Ela partiu e eu nunca mais tive notícias suas. Comecei a fazer um curso preparatório para o vestibular e fiz novas amizades em seguida.

Mas apesar de tudo isso, parecia que eu já começava a criar meu casulo. Vivia retraído, com medo das pessoas. Gostava de criticar tudo o que os demais faziam ou diziam. Argumentos eu encontrava de sobra.

Fiz amizade com um rapaz chamado Marcelo.

Ele fazia estágio no Banco do Brasil, e morava retirado do centro da cidade. Simples e comedido em suas palavras, era o oposto de mim. Eu me tornara mesmo um chato, ou até aquele tipo de pessoa que sempre detestei, eu agora virara um metido a bacana.

Marcelo logo se tornou como um irmão para mim. Eu gostava da sua companhia. Me acalmava e me mostrava o quão distante eu estava do que sonhara como minha personalidade ideal. Como não tinha muitos amigos, eu ás vezes ia almoçar na casa de Marcelo. Sua família sempre me recebia de braços abertos. Sua mãe já era uma senhora de cãs protuberantes, mas mesmo sofrendo de bronquite não dispensava o velho cigarro de palha e nem de cuidar dos animaizinhos que tinha; coelhos, galinhas, patos, gatos e cães. Era um verdadeiro zoológico, mas tudo muito bom e bem limpo. Era um excelente clima.

O rapaz com quem eu dividia a casa arrumara uma namorada e eu os deixava sozinhos, para poderem desfrutar melhor o namoro.

Mas a casa onde eu morava com esse amigo, Mirosmar, apresentava certos problemas; chovia dentro, as portas não tinham trancas, o encanamento muitas vezes entupia, etc...casa de pobre o leitor sabe como é.

Comentei com Marcelo a necessidade de arrumar outro local para morar. Uns dois meses depois ele apareceu para mim e disse que seu irmão havia desocupado uma casa. O local era próximo a casa de Marcelo. Como eu já conhecia o lugar não encontrei palavras para agradecer.

Eu e Mirosmar nos mudamos no fim da semana seguinte.

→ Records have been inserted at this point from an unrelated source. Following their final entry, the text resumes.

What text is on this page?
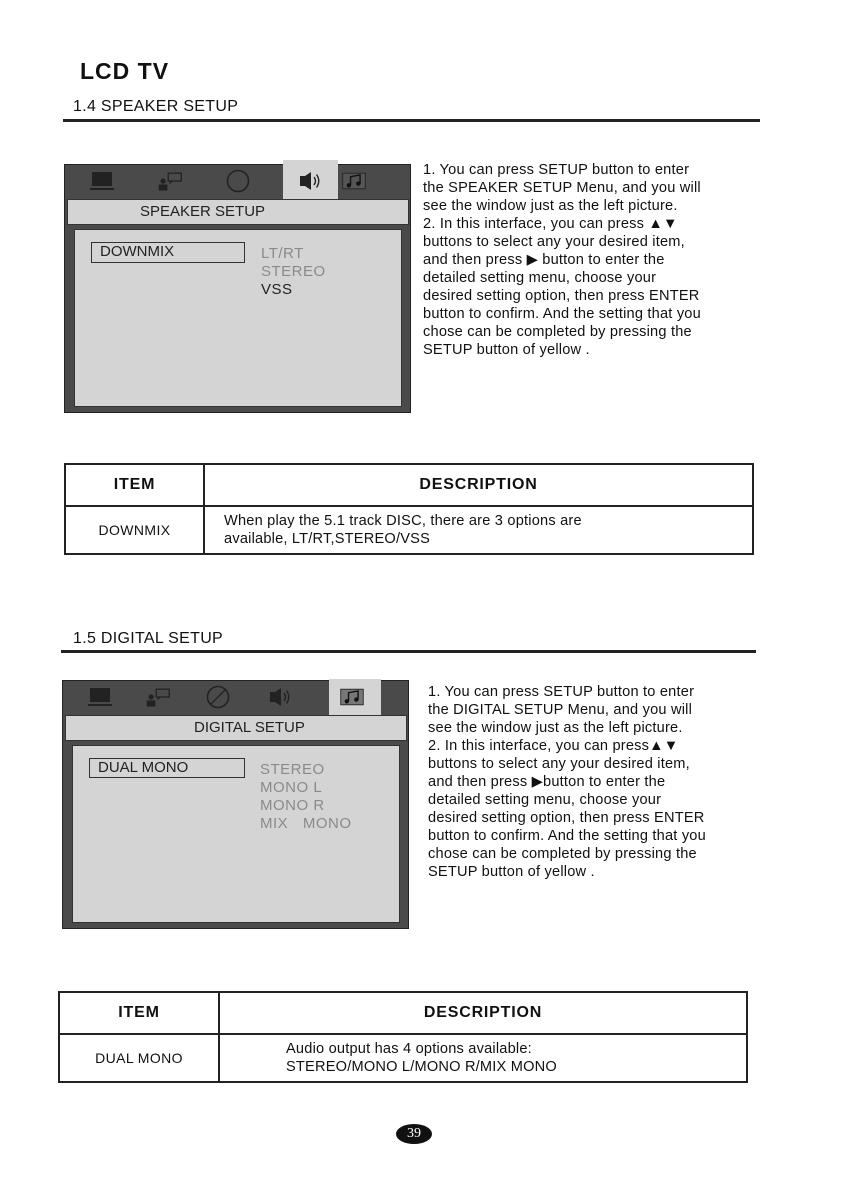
LCD TV
1.4 SPEAKER SETUP
SPEAKER SETUP
DOWNMIX	LT/RT
STEREO
VSS

1. You can press SETUP button to enter

the SPEAKER SETUP Menu, and you will

see the window just as the left picture.

2. In this interface, you can press ▲▼

buttons to select any your desired item,

and then press ▶ button to enter the

detailed setting menu, choose your

desired setting option, then press ENTER

button to confirm. And the setting that you

chose can be completed by pressing the

SETUP button of yellow .

ITEM	DESCRIPTION
DOWNMIX	When play the 5.1 track DISC, there are 3 options are
available, LT/RT,STEREO/VSS
1.5 DIGITAL SETUP
DIGITAL SETUP
DUAL MONO	STEREO
MONO L
MONO R
MIX MONO

1. You can press SETUP button to enter

the DIGITAL SETUP Menu, and you will

see the window just as the left picture.

2. In this interface, you can press▲▼

buttons to select any your desired item,

and then press ▶button to enter the

detailed setting menu, choose your

desired setting option, then press ENTER

button to confirm. And the setting that you

chose can be completed by pressing the

SETUP button of yellow .

ITEM	DESCRIPTION
DUAL MONO	Audio output has 4 options available:
STEREO/MONO L/MONO R/MIX MONO
39
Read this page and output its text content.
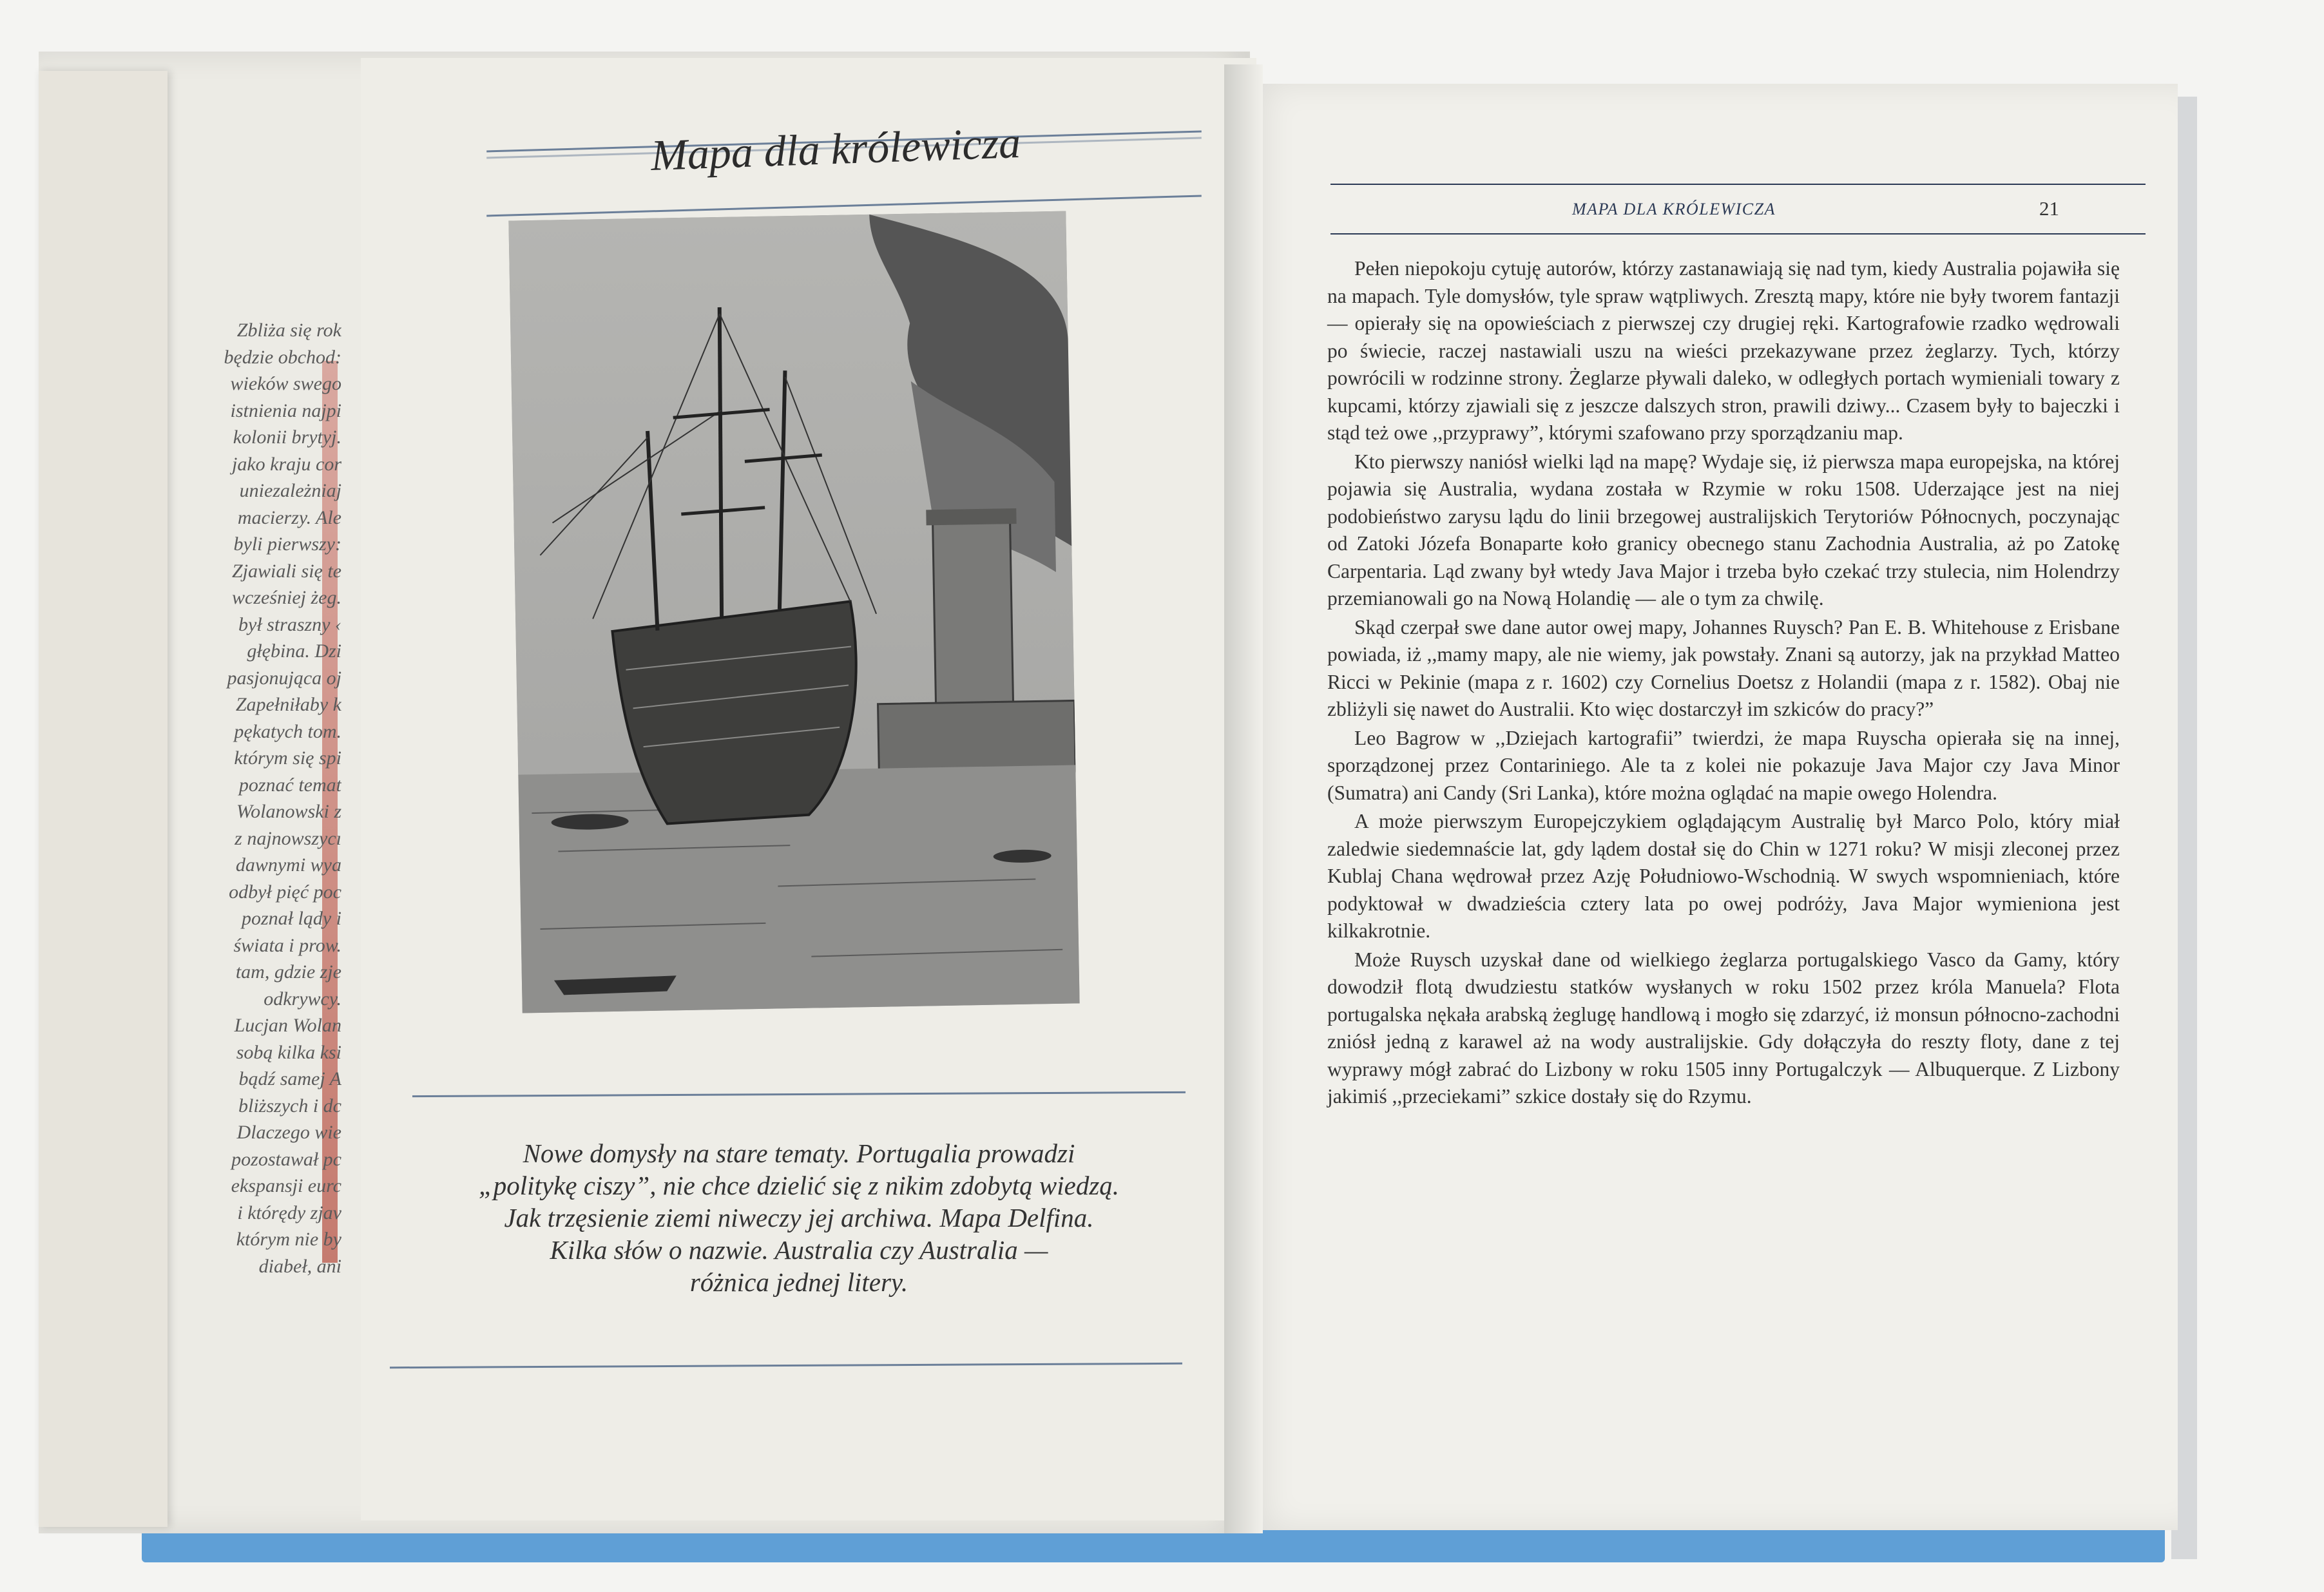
Zbliża się rok
będzie obchod:
wieków swego
istnienia najpi
kolonii brytyj.
jako kraju cor
uniezależniaj
macierzy. Ale
byli pierwszy:
Zjawiali się te
wcześniej żeg.
był straszny ‹
głębina. Dzi
pasjonująca oj
Zapełniłaby k
pękatych tom.
którym się spi
poznać temat
Wolanowski z
z najnowszycı
dawnymi wya
odbył pięć poc
poznał lądy i
świata i prow.
tam, gdzie zje
odkrywcy.
Lucjan Wolan
sobą kilka ksi
bądź samej A
bliższych i dc
Dlaczego wie
pozostawał pc
ekspansji eurc
i którędy zjav
którym nie by
diabeł, ani
Mapa dla królewicza
Nowe domysły na stare tematy. Portugalia prowadzi
„politykę ciszy”, nie chce dzielić się z nikim zdobytą wiedzą.
Jak trzęsienie ziemi niweczy jej archiwa. Mapa Delfina.
Kilka słów o nazwie. Australia czy Australia —
różnica jednej litery.
MAPA DLA KRÓLEWICZA	21

Pełen niepokoju cytuję autorów, którzy zastanawiają się nad tym, kiedy Australia pojawiła się na mapach. Tyle domysłów, tyle spraw wątpliwych. Zresztą mapy, które nie były tworem fantazji — opierały się na opowieściach z pierwszej czy drugiej ręki. Kartografowie rzadko wędrowali po świecie, raczej nastawiali uszu na wieści przekazywane przez żeglarzy. Tych, którzy powrócili w rodzinne strony. Żeglarze pływali daleko, w odległych portach wymieniali towary z kupcami, którzy zjawiali się z jeszcze dalszych stron, prawili dziwy... Czasem były to bajeczki i stąd też owe ,,przyprawy”, którymi szafowano przy sporządzaniu map.

Kto pierwszy naniósł wielki ląd na mapę? Wydaje się, iż pierwsza mapa europejska, na której pojawia się Australia, wydana została w Rzymie w roku 1508. Uderzające jest na niej podobieństwo zarysu lądu do linii brzegowej australijskich Terytoriów Północnych, poczynając od Zatoki Józefa Bonaparte koło granicy obecnego stanu Zachodnia Australia, aż po Zatokę Carpentaria. Ląd zwany był wtedy Java Major i trzeba było czekać trzy stulecia, nim Holendrzy przemianowali go na Nową Holandię — ale o tym za chwilę.

Skąd czerpał swe dane autor owej mapy, Johannes Ruysch? Pan E. B. Whitehouse z Erisbane powiada, iż ,,mamy mapy, ale nie wiemy, jak powstały. Znani są autorzy, jak na przykład Matteo Ricci w Pekinie (mapa z r. 1602) czy Cornelius Doetsz z Holandii (mapa z r. 1582). Obaj nie zbliżyli się nawet do Australii. Kto więc dostarczył im szkiców do pracy?”

Leo Bagrow w ,,Dziejach kartografii” twierdzi, że mapa Ruyscha opierała się na innej, sporządzonej przez Contariniego. Ale ta z kolei nie pokazuje Java Major czy Java Minor (Sumatra) ani Candy (Sri Lanka), które można oglądać na mapie owego Holendra.

A może pierwszym Europejczykiem oglądającym Australię był Marco Polo, który miał zaledwie siedemnaście lat, gdy lądem dostał się do Chin w 1271 roku? W misji zleconej przez Kublaj Chana wędrował przez Azję Południowo-Wschodnią. W swych wspomnieniach, które podyktował w dwadzieścia cztery lata po owej podróży, Java Major wymieniona jest kilkakrotnie.

Może Ruysch uzyskał dane od wielkiego żeglarza portugalskiego Vasco da Gamy, który dowodził flotą dwudziestu statków wysłanych w roku 1502 przez króla Manuela? Flota portugalska nękała arabską żeglugę handlową i mogło się zdarzyć, iż monsun północno-zachodni zniósł jedną z karawel aż na wody australijskie. Gdy dołączyła do reszty floty, dane z tej wyprawy mógł zabrać do Lizbony w roku 1505 inny Portugalczyk — Albuquerque. Z Lizbony jakimiś ,,przeciekami” szkice dostały się do Rzymu.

Não tínhamos móveis. Apenas um fogão de quatro bocas, meu; a geladeira, do miro; as camas , um aparelho de televisão, meu; e um aparelho de som, dele. Com umas tábuas arrumamos umas prateleiras e conseguimos uma pia com uma vizinha. Marcelo nos conseguiu um jogo de sofá velho que não mais ocupava.

Em seguida Marcelo conseguiu para mim uma vaga de estagiário no Banco do Brasil. Tudo em seqüência, coisa de três meses e eu já tinha em novo emprego, uma nova casa, graças a ajuda daquele que sempre fui grato. Agora você leitor pode entender porque o queria tão bem. Ele realmente se tornou como um irmão para mim.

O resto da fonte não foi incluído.